Otro obstáculo al afán comunista de dominio fue el poder anarquista. Los documentos de España traicionada revelan, entre otras cosas, el odio de los comunistas hacia los ácratas, odio cuyo fundamento encuentra Carr en la versión stalinista, seguida acríticamente: “La CNT, en opinión de los comunistas, hacía imposible la creación de una industria de guerra eficaz (…) Además, en los primeros días, elementos incontrolados de la CNT habían ejecutado sumariamente a presuntos fascistas (…) Habían asesinado en masa a sacerdotes (…) y quemado iglesias. Habían matado monjas. Si los anarquistas seguían con su “pillaje y sus quemas” quedarían como una “mancha negra” en el movimiento antifascista”. Podía haber indicado Carr que una industria de guerra eficaz no consiguieron crearla ni los anarquistas ni los comunistas, pese a disponer de una infraestructura más que regular, y debido no sólo a las querellas entre unos y otros, sino también al desinterés de los obreros, a quienes todos decían representar. Más grave es la atribución de todos los desmanes a los ácratas, o la supuesta preocupación por la “mancha” en la pureza moral del movimiento antifascista. En el exterminio de la Iglesia, como de los fascistas, intervinieron con parecido ardor ácratas, comunistas, socialistas y republicanos, y no sólo en los primeros días, como está sobradamente documentado. Pasma que un historiador en otros aspectos solvente, repita a estas alturas los tópicos de la más inconsistente propaganda comunista.

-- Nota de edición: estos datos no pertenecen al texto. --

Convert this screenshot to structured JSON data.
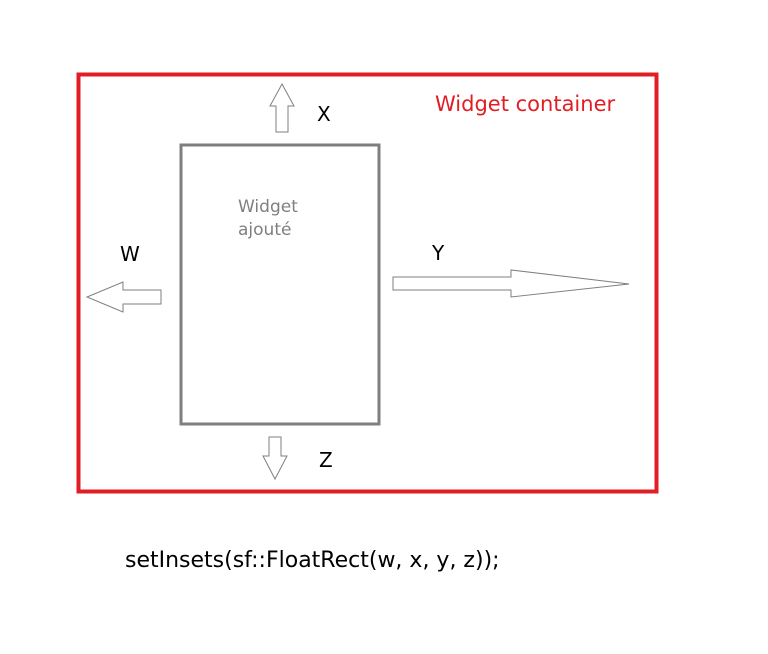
{
  "container": {
    "label": "Widget container",
    "color": "#e01e24"
  },
  "widget": {
    "label_line1": "Widget",
    "label_line2": "ajouté",
    "color": "#7f7f7f"
  },
  "insets": {
    "x_label": "X",
    "y_label": "Y",
    "z_label": "Z",
    "w_label": "W"
  },
  "code": "setInsets(sf::FloatRect(w, x, y, z));",
  "arrow_color": "#7f7f7f"
}
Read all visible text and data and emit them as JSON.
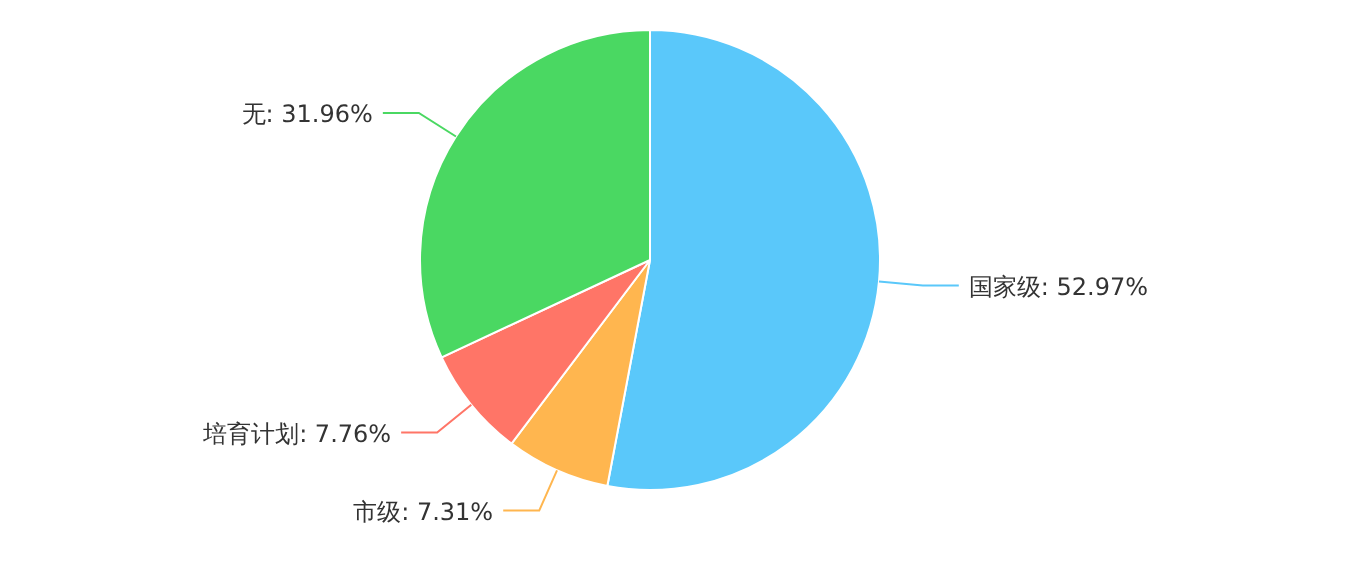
{
  "chart_data": {
    "type": "pie",
    "categories": [
      "国家级",
      "市级",
      "培育计划",
      "无"
    ],
    "values": [
      52.97,
      7.31,
      7.76,
      31.96
    ],
    "value_labels": [
      ": 52.97%",
      ": 7.31%",
      ": 7.76%",
      ": 31.96%"
    ],
    "colors": [
      "#5ac8fa",
      "#ffb64f",
      "#ff7567",
      "#4ad862"
    ]
  }
}
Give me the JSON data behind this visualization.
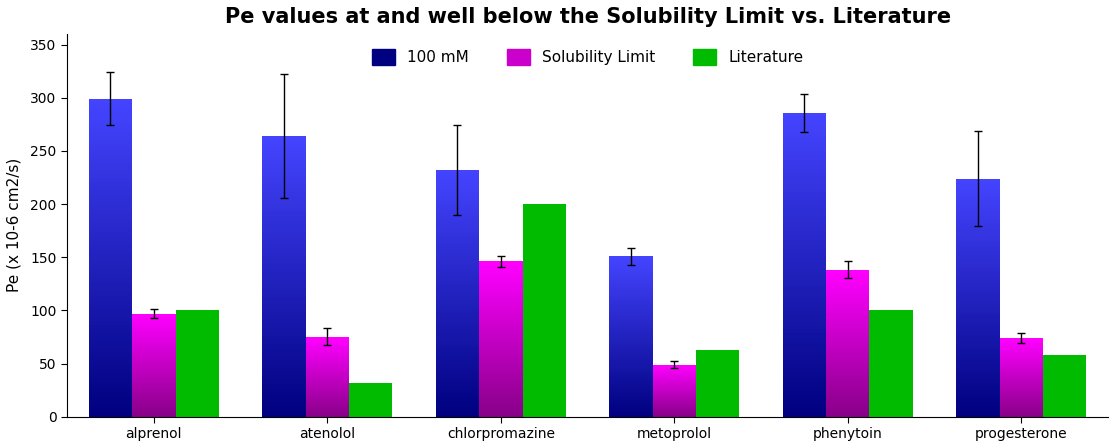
{
  "title": "Pe values at and well below the Solubility Limit vs. Literature",
  "ylabel": "Pe (x 10-6 cm2/s)",
  "categories": [
    "alprenol",
    "atenolol",
    "chlorpromazine",
    "metoprolol",
    "phenytoin",
    "progesterone"
  ],
  "series": {
    "100mM": {
      "values": [
        299,
        264,
        232,
        151,
        286,
        224
      ],
      "errors": [
        25,
        58,
        42,
        8,
        18,
        45
      ],
      "color_bottom": "#000080",
      "color_top": "#4444FF",
      "label": "100 mM"
    },
    "SolubilityLimit": {
      "values": [
        97,
        75,
        146,
        49,
        138,
        74
      ],
      "errors": [
        4,
        8,
        5,
        3,
        8,
        5
      ],
      "color_bottom": "#880088",
      "color_top": "#FF00FF",
      "label": "Solubility Limit"
    },
    "Literature": {
      "values": [
        100,
        32,
        200,
        63,
        100,
        58
      ],
      "color": "#00BB00",
      "label": "Literature"
    }
  },
  "ylim": [
    0,
    360
  ],
  "yticks": [
    0,
    50,
    100,
    150,
    200,
    250,
    300,
    350
  ],
  "bar_width": 0.25,
  "legend_colors": {
    "100mM": "#000080",
    "SolubilityLimit": "#CC00CC",
    "Literature": "#00BB00"
  },
  "background_color": "#ffffff",
  "title_fontsize": 15,
  "label_fontsize": 11
}
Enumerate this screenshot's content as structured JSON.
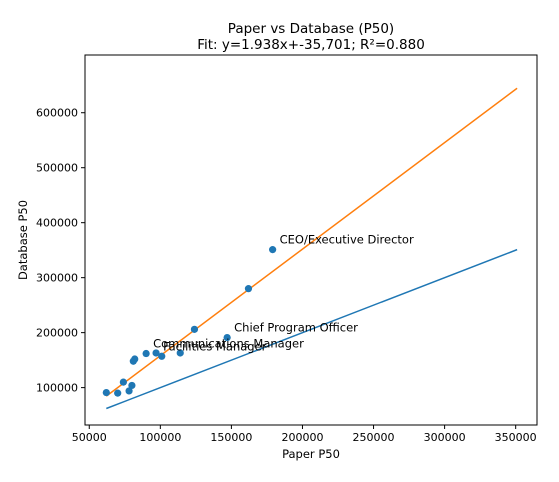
{
  "chart_data": {
    "type": "scatter",
    "title": "Paper vs Database (P50)",
    "subtitle": "Fit: y=1.938x+-35,701; R²=0.880",
    "xlabel": "Paper P50",
    "ylabel": "Database P50",
    "xlim": [
      47000,
      365000
    ],
    "ylim": [
      32000,
      705000
    ],
    "x_ticks": [
      50000,
      100000,
      150000,
      200000,
      250000,
      300000,
      350000
    ],
    "x_tick_labels": [
      "50000",
      "100000",
      "150000",
      "200000",
      "250000",
      "300000",
      "350000"
    ],
    "y_ticks": [
      100000,
      200000,
      300000,
      400000,
      500000,
      600000
    ],
    "y_tick_labels": [
      "100000",
      "200000",
      "300000",
      "400000",
      "500000",
      "600000"
    ],
    "grid": false,
    "colors": {
      "points": "#1f77b4",
      "identity_line": "#1f77b4",
      "fit_line": "#ff7f0e"
    },
    "points": [
      {
        "x": 62000,
        "y": 91000
      },
      {
        "x": 70000,
        "y": 90000
      },
      {
        "x": 74000,
        "y": 110000
      },
      {
        "x": 78000,
        "y": 94000
      },
      {
        "x": 80000,
        "y": 104000
      },
      {
        "x": 81000,
        "y": 148000
      },
      {
        "x": 82000,
        "y": 152000
      },
      {
        "x": 90000,
        "y": 162000
      },
      {
        "x": 97000,
        "y": 163000
      },
      {
        "x": 101000,
        "y": 157000
      },
      {
        "x": 114000,
        "y": 163000
      },
      {
        "x": 124000,
        "y": 206000
      },
      {
        "x": 147000,
        "y": 191000
      },
      {
        "x": 162000,
        "y": 280000
      },
      {
        "x": 179000,
        "y": 351000
      }
    ],
    "identity_line": {
      "x": [
        62000,
        351000
      ],
      "y": [
        62000,
        351000
      ]
    },
    "fit_line": {
      "x": [
        62000,
        351000
      ],
      "y": [
        84455,
        644537
      ]
    },
    "annotations": [
      {
        "text": "CEO/Executive Director",
        "x": 179000,
        "y": 351000
      },
      {
        "text": "Chief Program Officer",
        "x": 147000,
        "y": 191000
      },
      {
        "text": "Communications Manager",
        "x": 90000,
        "y": 162000
      },
      {
        "text": "Facilities Manager",
        "x": 97000,
        "y": 157000
      }
    ]
  }
}
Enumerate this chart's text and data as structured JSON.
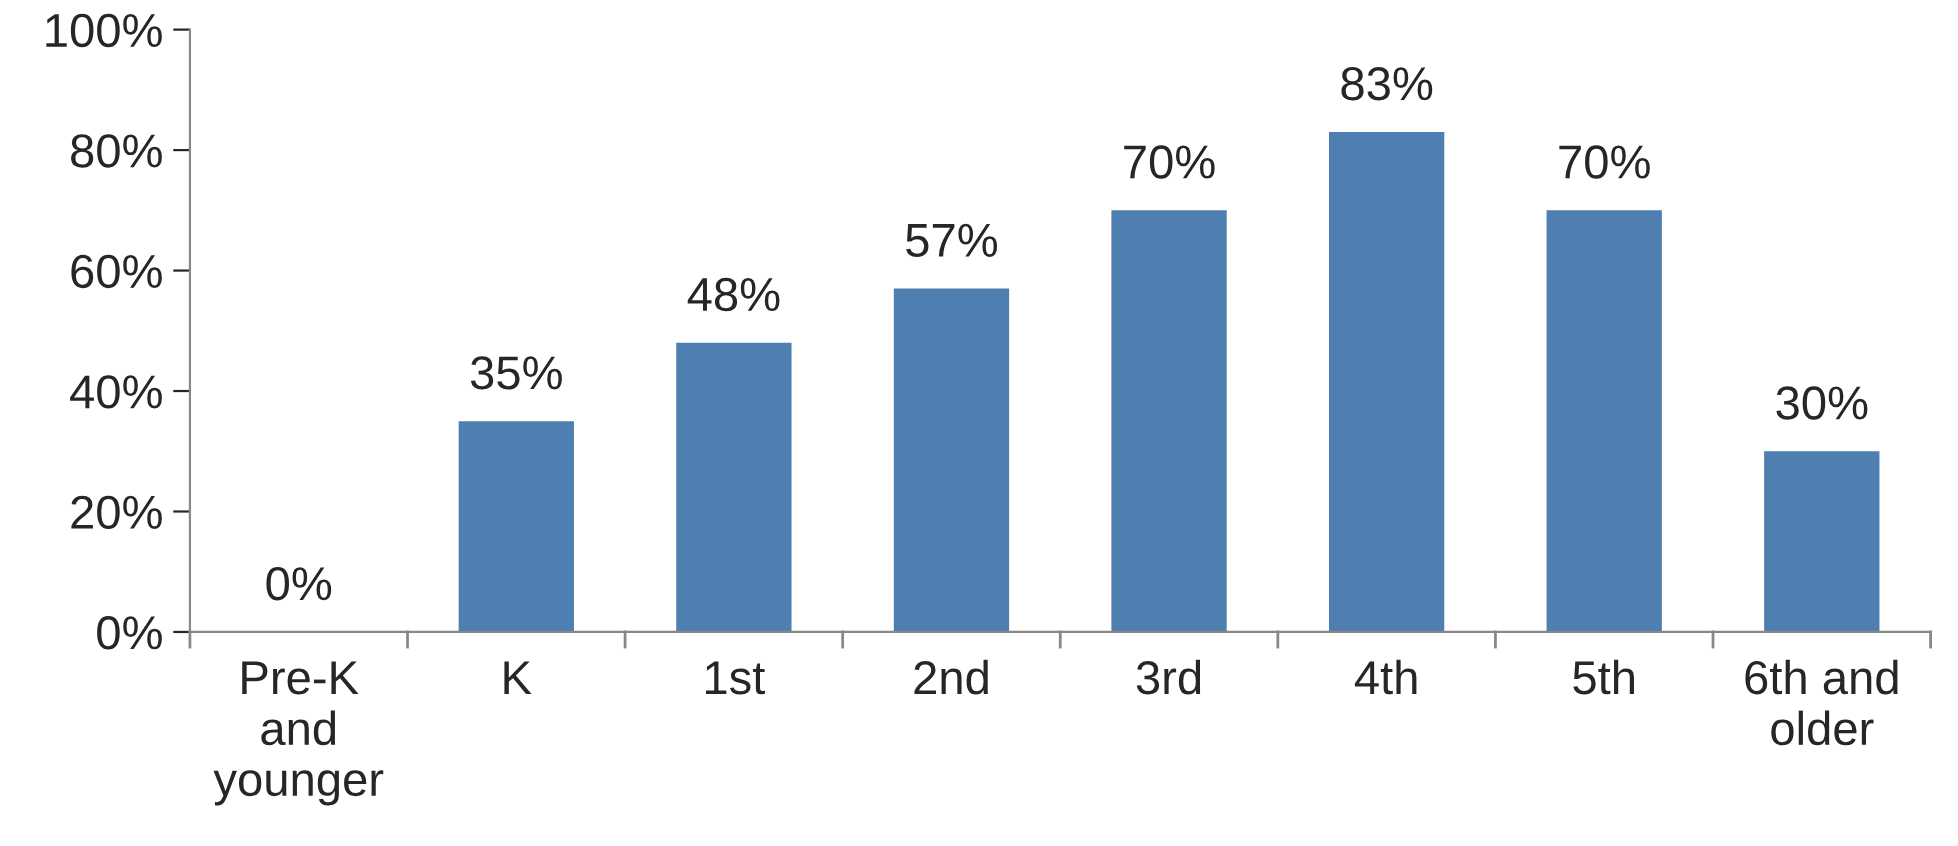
{
  "chart_data": {
    "type": "bar",
    "categories": [
      "Pre-K\nand\nyounger",
      "K",
      "1st",
      "2nd",
      "3rd",
      "4th",
      "5th",
      "6th and\nolder"
    ],
    "values": [
      0,
      35,
      48,
      57,
      70,
      83,
      70,
      30
    ],
    "color": "#4f7fb1",
    "ylim": [
      0,
      100
    ],
    "yticks": [
      {
        "value": 0,
        "label": "0%"
      },
      {
        "value": 20,
        "label": "20%"
      },
      {
        "value": 40,
        "label": "40%"
      },
      {
        "value": 60,
        "label": "60%"
      },
      {
        "value": 80,
        "label": "80%"
      },
      {
        "value": 100,
        "label": "100%"
      }
    ],
    "value_labels": [
      "0%",
      "35%",
      "48%",
      "57%",
      "70%",
      "83%",
      "70%",
      "30%"
    ],
    "grid": false
  }
}
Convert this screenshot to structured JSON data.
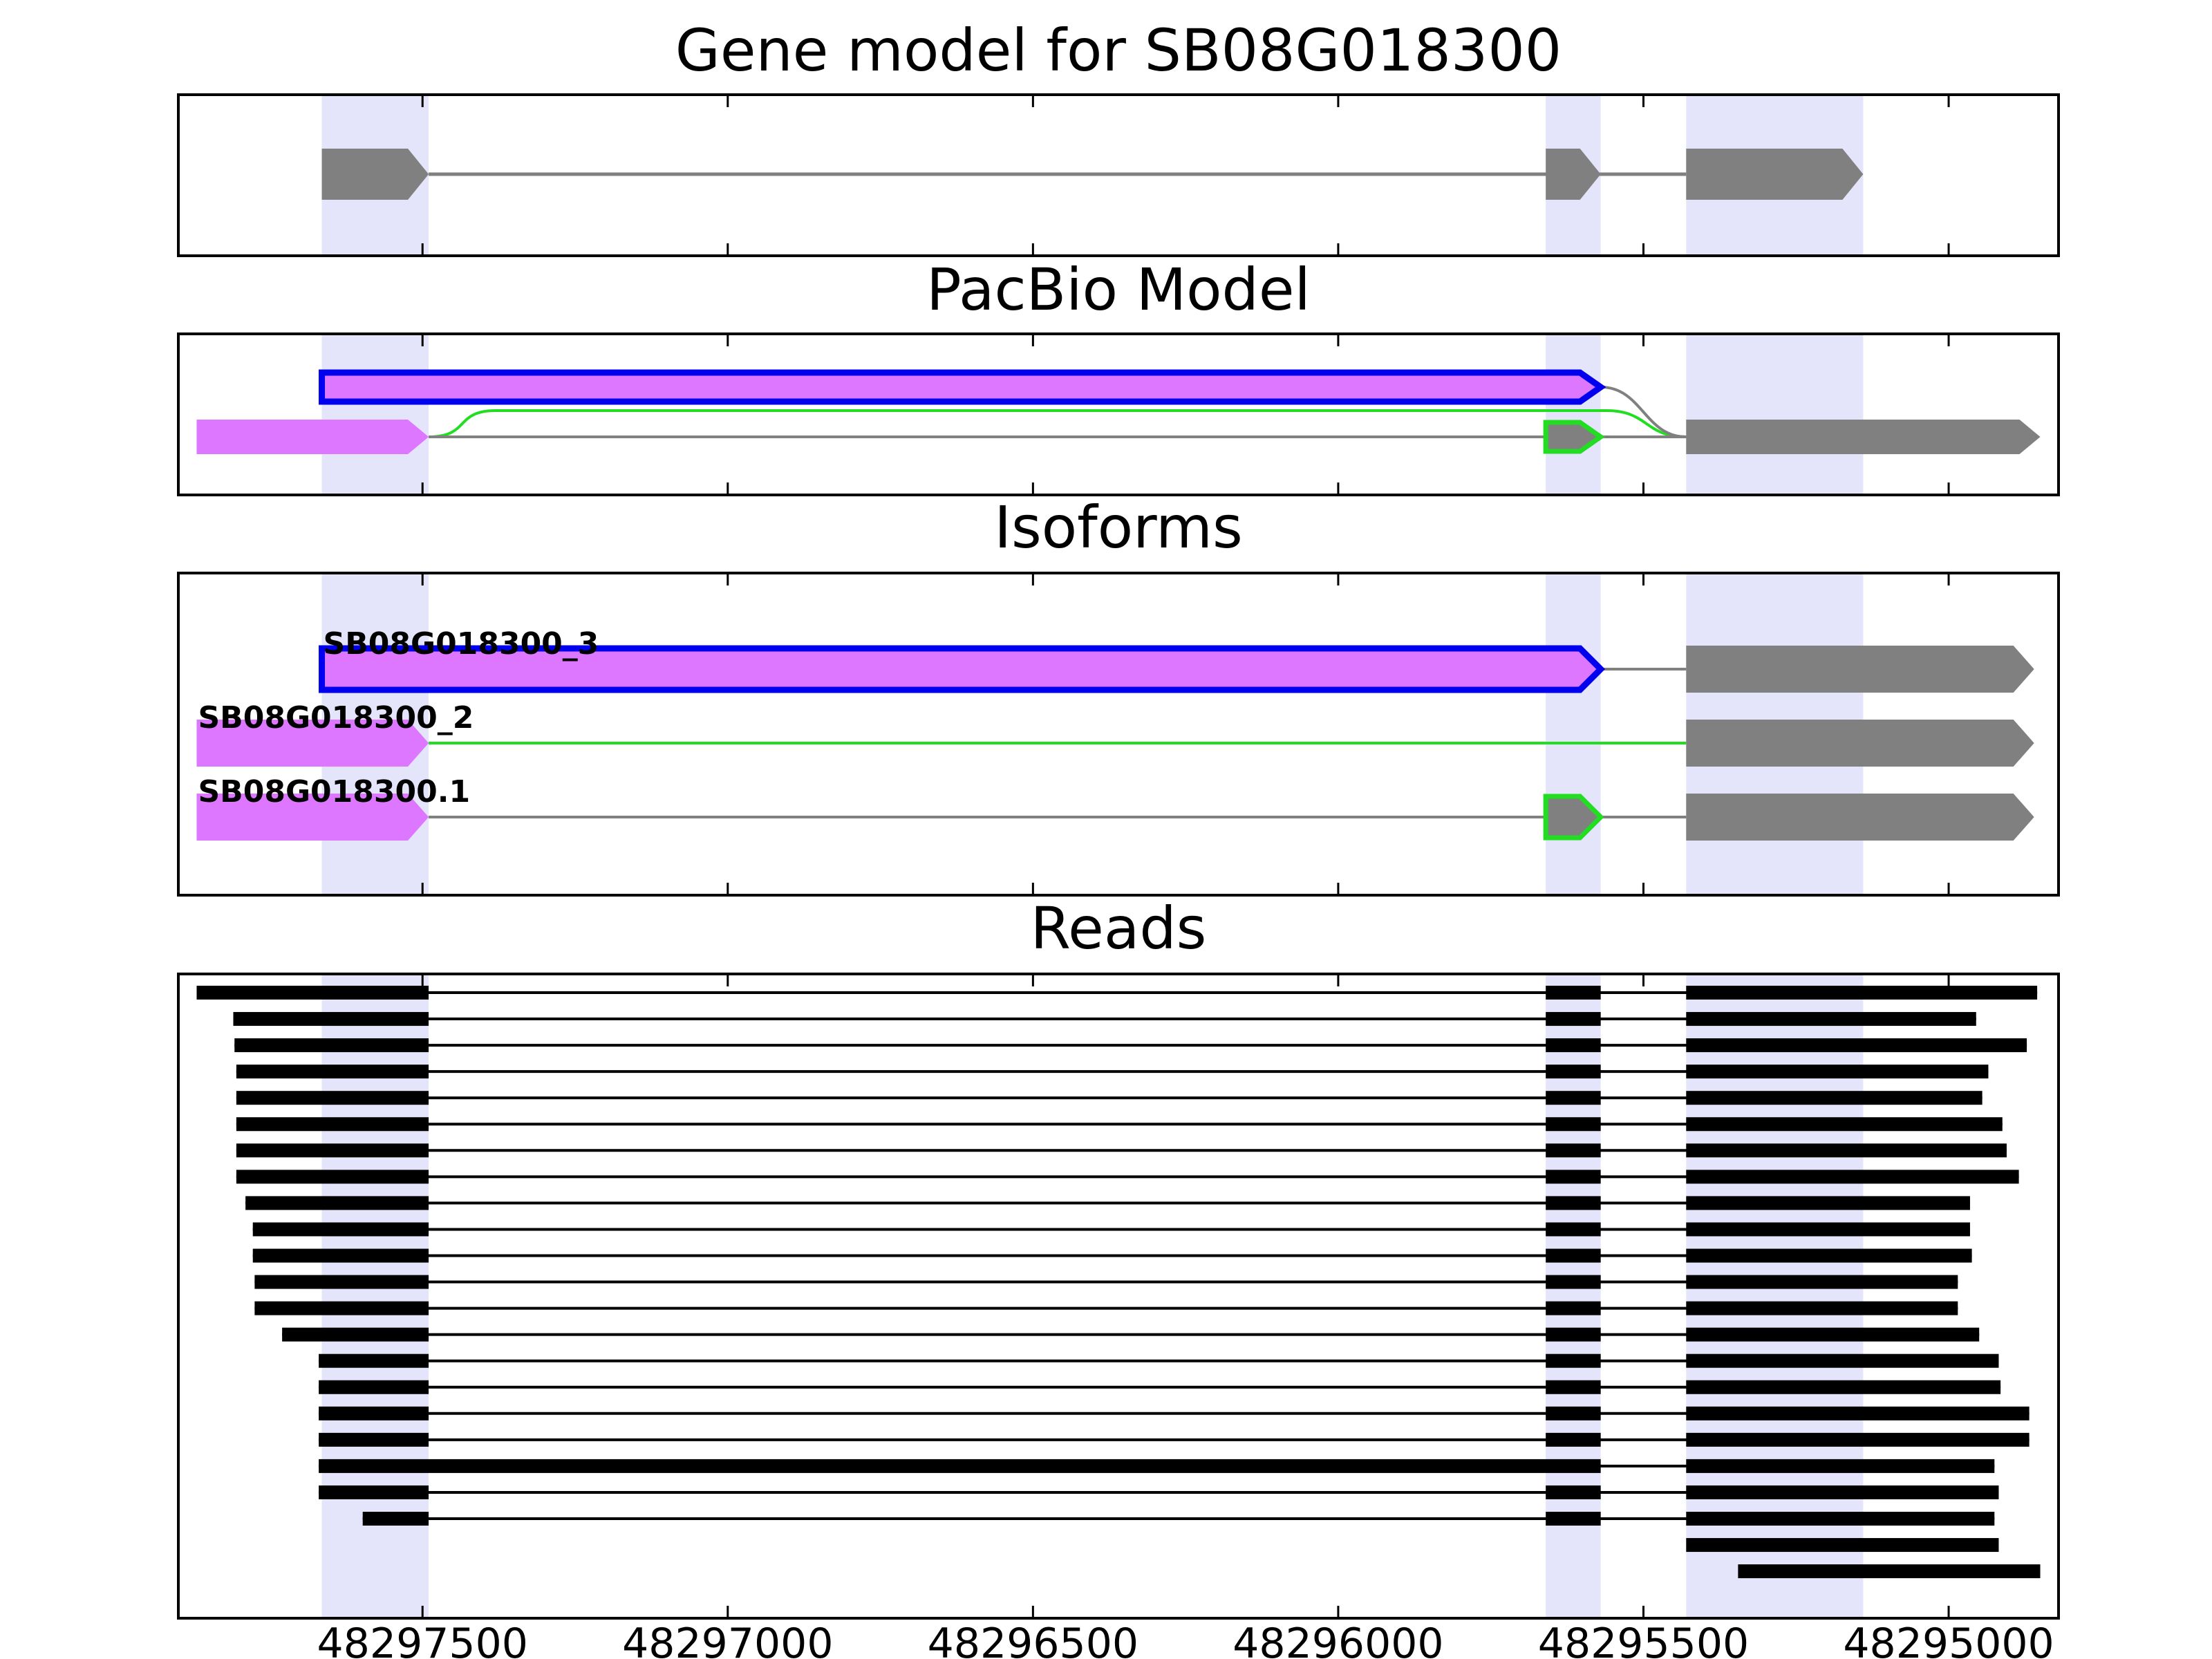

En la senda de dicha propaganda, Carr insiste: “Los republicanos, disgustados por los paseos anarquistas de julio, estaban decididos a recuperar los poderes del gobierno legítimo para controlar a los “incontrolables”. Odiaban el resurgimiento del anticlericalismo tradicional. Al carecer de amplio apoyo popular, eran por tanto aliados de los comunistas en tanto que hombres de orden”. El disgusto de los republicanos, salvo excepciones, no pudo ser por los paseos, en los cuales también intervinieron, así como en la formación de checas. Y esos crímenes no se limitaron, ni mucho menos, al mes de julio. El disgusto provenía más bien de que aquellos comités incontrolables privaban a los republicanos del poder, y de que el terror, del que informaba la prensa internacional, llegó a perjudicar seriamente los esfuerzos de los sucesivos gobiernos por aparecer a los ojos del mundo como demócratas. Y, contra lo que dice el aquí muy mal informado Carr, los republicanos no odiaban el anticlericalismo tradicional, pues habían sido ellos quienes más lo habían fomentado a lo largo de decenios, y era, en rigor, el único rasgo que unía a todas las izquierdas.

Y tampoco, finalmente, estaban los republicanos “decididos a recuperar el poder” después de la revolución de julio del 36, porque su insignificante organización y apoyo popular no les permitía soñar con tal cosa, ni podían tener garantía, a la altura de septiembre del 36, de que los comunistas fuesen “hombres de orden”. En realidad el gobierno republicano de Giral se hundió en la impotencia tan pronto repartió armas a las masas, el 19 de julio, y en el gobierno compuesto un mes y medio después de la revolución de julio, los republicanos tenían un papel decorativo, mantenido con vistas a presentar una fachada de legalidad que le valiese el favor de Londres y París. El nuevo gobierno lo encabezaba el Lenin español, Largo Caballero, el principal enemigo de la república burguesa; y sus fuerzas reales eran los socialistas y comunistas. En noviembre entraron también otros republicanos ejemplares: los anarquistas. La historia subsiguiente del Frente Popular fue en gran medida la de las querellas, a menudo sangrientas, entre las tendencias revolucionarias principales, la socialista, la comunista y la anarquista.